Thank you for sharing this newsletter. I am continuing to choose not to be on social media, YouTube, or any other “platform.” For now, let’s keep this organically grown. If you know someone who could use a little encouragement, instruction, or hope - I would be so grateful if you share this safe space with them. Thank you, thank you:)
It’s my son’s birthday today.
Seventeen years ago, I was in the operating room, lying on my back, staring at the bright light on the ceiling during a c-section. Half a dozen medical staff were all working quietly in unison, and yet I was alone.
My husband had called me the night before and said, “I can’t come home. Ever. I don’t want another baby - I never did.”
And then he hung up. Disconnected. From me and our unborn child.
The next morning, my parents drove me to the hospital. The kind woman at the check-in asked if this was my husband with a confused look on her face.
“No,” I said. “That’s my step-father. My husband is away on business.”
I lied - kind of.
My husband treated his addiction like a full-time job.
While I was the chef, chauffeur, housekeeper, and financial planner for our family of four, soon to be five, he was the CEO and Founder of entertainment. One of the many problems of that self-appointed position was that the only one being “entertained” in our family was himself, and the kind of entertainment he enjoyed involved other women, lots of liquid with high alcohol content, and illegal substances.
And his "job" was always more important than his family.
So there I was, alone in the operating room, trying so hard to feel the joy of seeing my baby for the first time, but also wondering: “Is this another one of his three-day binges? Will he ever come back home? Am I now a single mother of three?”
Addiction has no boundaries or respect. It will steal even the most precious moments from us.
I would love to tell you I remember the moment when the nurse put my newborn in my arms - but I don’t. The next few days were so painful I must have blocked them out. All I can recall is sitting in the hospital room and thinking, “I need to get out of here so I can be home if he returns.”
That is why they call addiction a family disease. Clearly, I was suffering from addiction, too.
I was addicted to the addict.
So once again, I lied - kind of.
I told the hospital staff I needed to check out a day early. “I have a special needs child at home who requires my care,” I said. That part is true, but thankfully, my mother was visiting and offering to help.
Instead of staying in the hospital and allowing myself and my baby to be cared for by loving, trained medical staff, I put myself and my son at risk so I could wait at home just in case my husband decided we were, in fact, worth returning home to.
My friends and family who have never loved someone suffering from addiction will never understand that choice, which is why I kept it a secret.
I felt so ashamed of the woman addiction had turned me into.
That was exactly seventeen years ago. Everything has changed since then.
I found my way out of that marriage, and I found myself again. I decided: No matter how broke, scared, and alone I would be, leaving him was best for me and my children.
I am happy to report that every birthday since, I have been present, joyful, and so grateful for my healthy baby boy.
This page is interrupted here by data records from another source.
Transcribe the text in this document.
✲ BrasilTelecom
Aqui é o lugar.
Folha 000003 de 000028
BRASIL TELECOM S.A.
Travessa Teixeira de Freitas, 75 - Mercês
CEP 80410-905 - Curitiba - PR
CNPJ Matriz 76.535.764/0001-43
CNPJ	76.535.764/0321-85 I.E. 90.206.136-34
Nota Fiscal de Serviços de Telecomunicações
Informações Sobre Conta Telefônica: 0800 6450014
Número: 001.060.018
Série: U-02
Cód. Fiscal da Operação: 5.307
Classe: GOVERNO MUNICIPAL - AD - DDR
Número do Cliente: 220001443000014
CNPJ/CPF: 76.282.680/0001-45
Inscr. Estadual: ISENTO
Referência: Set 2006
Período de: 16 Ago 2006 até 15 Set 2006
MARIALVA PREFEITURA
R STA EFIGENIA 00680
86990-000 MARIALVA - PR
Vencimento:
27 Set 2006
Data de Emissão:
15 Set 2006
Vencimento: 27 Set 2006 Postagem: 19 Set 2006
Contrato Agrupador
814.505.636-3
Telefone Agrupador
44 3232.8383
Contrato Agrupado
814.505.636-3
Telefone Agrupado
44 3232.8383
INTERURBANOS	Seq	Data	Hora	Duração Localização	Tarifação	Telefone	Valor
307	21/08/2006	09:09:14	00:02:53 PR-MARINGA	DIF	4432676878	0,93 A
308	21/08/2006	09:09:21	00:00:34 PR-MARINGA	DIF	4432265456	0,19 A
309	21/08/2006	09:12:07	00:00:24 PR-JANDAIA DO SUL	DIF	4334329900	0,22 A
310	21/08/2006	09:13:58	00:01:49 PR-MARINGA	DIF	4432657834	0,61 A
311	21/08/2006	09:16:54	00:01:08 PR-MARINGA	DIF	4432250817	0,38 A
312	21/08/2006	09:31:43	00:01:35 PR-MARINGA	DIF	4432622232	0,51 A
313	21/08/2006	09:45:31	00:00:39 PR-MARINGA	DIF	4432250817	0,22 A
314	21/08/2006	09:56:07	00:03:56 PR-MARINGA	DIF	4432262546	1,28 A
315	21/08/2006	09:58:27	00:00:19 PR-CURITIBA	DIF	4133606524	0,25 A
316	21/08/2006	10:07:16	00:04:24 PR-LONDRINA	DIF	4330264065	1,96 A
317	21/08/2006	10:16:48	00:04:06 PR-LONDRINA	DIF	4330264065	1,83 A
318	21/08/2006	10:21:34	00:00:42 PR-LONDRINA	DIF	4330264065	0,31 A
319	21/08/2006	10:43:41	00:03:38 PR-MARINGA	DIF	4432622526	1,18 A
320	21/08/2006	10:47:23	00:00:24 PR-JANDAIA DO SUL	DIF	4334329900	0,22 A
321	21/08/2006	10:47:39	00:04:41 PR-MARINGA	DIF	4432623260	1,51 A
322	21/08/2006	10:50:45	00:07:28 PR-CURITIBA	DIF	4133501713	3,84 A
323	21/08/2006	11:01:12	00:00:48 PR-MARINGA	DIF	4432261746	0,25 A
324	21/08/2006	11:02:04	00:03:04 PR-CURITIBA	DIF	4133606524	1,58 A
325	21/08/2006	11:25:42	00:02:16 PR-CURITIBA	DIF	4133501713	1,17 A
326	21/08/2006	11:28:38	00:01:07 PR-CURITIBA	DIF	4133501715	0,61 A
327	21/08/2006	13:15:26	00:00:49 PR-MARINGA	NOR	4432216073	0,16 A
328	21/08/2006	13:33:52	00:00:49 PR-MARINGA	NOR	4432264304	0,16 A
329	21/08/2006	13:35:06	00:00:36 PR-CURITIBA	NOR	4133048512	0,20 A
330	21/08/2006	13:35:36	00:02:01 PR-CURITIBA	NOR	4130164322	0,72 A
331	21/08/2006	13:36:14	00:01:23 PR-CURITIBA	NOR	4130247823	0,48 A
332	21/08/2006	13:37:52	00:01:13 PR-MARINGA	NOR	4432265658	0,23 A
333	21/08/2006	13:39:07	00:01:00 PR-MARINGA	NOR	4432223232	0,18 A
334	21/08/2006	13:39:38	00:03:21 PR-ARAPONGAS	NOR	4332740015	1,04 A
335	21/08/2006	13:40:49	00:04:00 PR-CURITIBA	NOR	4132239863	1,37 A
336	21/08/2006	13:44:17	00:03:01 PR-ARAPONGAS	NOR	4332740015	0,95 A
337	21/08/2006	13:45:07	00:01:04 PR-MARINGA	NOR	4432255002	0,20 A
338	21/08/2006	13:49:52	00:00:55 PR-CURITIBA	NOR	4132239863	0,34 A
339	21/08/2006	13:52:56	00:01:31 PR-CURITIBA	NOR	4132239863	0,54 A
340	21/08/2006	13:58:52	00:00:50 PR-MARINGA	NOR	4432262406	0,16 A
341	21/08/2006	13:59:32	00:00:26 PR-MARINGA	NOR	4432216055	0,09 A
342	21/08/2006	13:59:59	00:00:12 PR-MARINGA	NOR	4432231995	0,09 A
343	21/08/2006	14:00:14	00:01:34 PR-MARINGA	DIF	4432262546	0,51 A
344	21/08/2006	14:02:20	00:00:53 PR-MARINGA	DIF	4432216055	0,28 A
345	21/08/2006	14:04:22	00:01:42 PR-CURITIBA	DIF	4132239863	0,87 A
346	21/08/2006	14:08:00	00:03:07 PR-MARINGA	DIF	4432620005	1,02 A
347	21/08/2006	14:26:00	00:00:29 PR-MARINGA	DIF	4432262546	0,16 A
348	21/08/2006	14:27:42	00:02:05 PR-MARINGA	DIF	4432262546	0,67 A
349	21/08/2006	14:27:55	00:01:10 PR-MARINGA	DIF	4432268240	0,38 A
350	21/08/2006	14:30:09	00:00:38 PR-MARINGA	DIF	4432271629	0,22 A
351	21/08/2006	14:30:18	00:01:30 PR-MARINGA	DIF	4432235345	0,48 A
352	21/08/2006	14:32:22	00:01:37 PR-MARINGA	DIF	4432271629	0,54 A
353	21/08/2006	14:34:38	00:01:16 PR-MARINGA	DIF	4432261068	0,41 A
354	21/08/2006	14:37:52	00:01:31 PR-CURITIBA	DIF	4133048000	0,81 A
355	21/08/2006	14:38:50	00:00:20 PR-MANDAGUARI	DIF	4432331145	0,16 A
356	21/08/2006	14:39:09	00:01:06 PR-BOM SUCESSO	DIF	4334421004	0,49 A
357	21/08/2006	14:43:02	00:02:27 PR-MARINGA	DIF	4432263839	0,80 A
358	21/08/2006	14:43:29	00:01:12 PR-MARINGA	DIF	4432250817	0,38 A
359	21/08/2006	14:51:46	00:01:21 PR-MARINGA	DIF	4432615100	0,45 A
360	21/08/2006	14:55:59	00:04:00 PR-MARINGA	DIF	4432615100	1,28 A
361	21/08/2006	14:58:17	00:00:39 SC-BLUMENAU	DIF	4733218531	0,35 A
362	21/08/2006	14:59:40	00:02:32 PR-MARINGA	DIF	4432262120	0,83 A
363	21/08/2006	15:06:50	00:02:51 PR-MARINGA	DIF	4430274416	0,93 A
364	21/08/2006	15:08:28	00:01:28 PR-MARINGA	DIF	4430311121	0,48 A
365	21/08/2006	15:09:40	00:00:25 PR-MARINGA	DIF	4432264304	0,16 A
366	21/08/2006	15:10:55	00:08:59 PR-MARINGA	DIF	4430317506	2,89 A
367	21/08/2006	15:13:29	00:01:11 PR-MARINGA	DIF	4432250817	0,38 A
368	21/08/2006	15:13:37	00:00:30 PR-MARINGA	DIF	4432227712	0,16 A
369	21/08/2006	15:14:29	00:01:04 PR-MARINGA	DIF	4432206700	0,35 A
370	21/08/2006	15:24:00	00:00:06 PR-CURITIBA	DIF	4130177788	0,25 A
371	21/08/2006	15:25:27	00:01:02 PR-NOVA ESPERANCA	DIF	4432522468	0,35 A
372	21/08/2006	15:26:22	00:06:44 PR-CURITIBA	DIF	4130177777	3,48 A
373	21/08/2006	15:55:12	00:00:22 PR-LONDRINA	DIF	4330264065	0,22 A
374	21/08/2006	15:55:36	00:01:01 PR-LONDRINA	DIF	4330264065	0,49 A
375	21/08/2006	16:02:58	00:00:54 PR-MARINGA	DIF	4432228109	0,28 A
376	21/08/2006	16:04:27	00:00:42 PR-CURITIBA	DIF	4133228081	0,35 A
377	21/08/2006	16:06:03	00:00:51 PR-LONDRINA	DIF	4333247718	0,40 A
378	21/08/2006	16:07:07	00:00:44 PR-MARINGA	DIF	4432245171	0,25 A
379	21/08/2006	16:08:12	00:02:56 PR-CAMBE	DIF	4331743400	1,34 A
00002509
Thankyou for sharing! Married 30 years to an alcoholic CEO of entertainment myself...lol! You stated it SO well!! Its incredibly frustrating and heartbreaking. So many times of feeling like the fun governor, never being able to enjoy the moment, just worrying about the impact of his bad choices. Having to make all the responsible, tough and difficult choices. I am learning to control my codependency behavior and not feel responsible for the consequences of his bad behavior. Easier said than done, though. He is a wonderful man when sober and everyone else loves him, but I can never depend on or fully trust in him. The lies, DUIs, infidelity take its toll. Then he gets sober for a time and is Mr Wonderful again. Its confusing and exhausting. I try to keep up the hope but, for now, spending more time investing in myself to reduce the stress and anxiety of living with his addiction.
I am so honored that you chose to share this story with “us” and proud of you for being so real! Your honesty helps so many others. I can relate to this story so much. It’s not that the same incident happened to me, but other incidents led me to feel/act in a similar way. I also became an “addict” to my AH and his behavior. I truly thought I could control his drinking if I was in his presence. That’s a BIG lie and the sad part is - I was the one telling myself that lie and believing it. It’s called desperation. The thing is - we should not be so hard on ourselves. Living with an active addict
S L O W L Y changes us over the years. The confident and sensible person we once were becomes conditioned by fear, chaos, anxiety and depression. If it goes on for too long, we lose ourselves to the disease. We become irrational. We become “frozen” in the midst of their addiction - until we can finally dig ourselves out and little by little begin to reverse our own “learned/dysfunctional” behavior. My AH is now sober, but I know I must keep getting the support I need for ME so I never fall back into that place again. I’m so happy your life has turned around and you are thriving. You deserve it. We all do.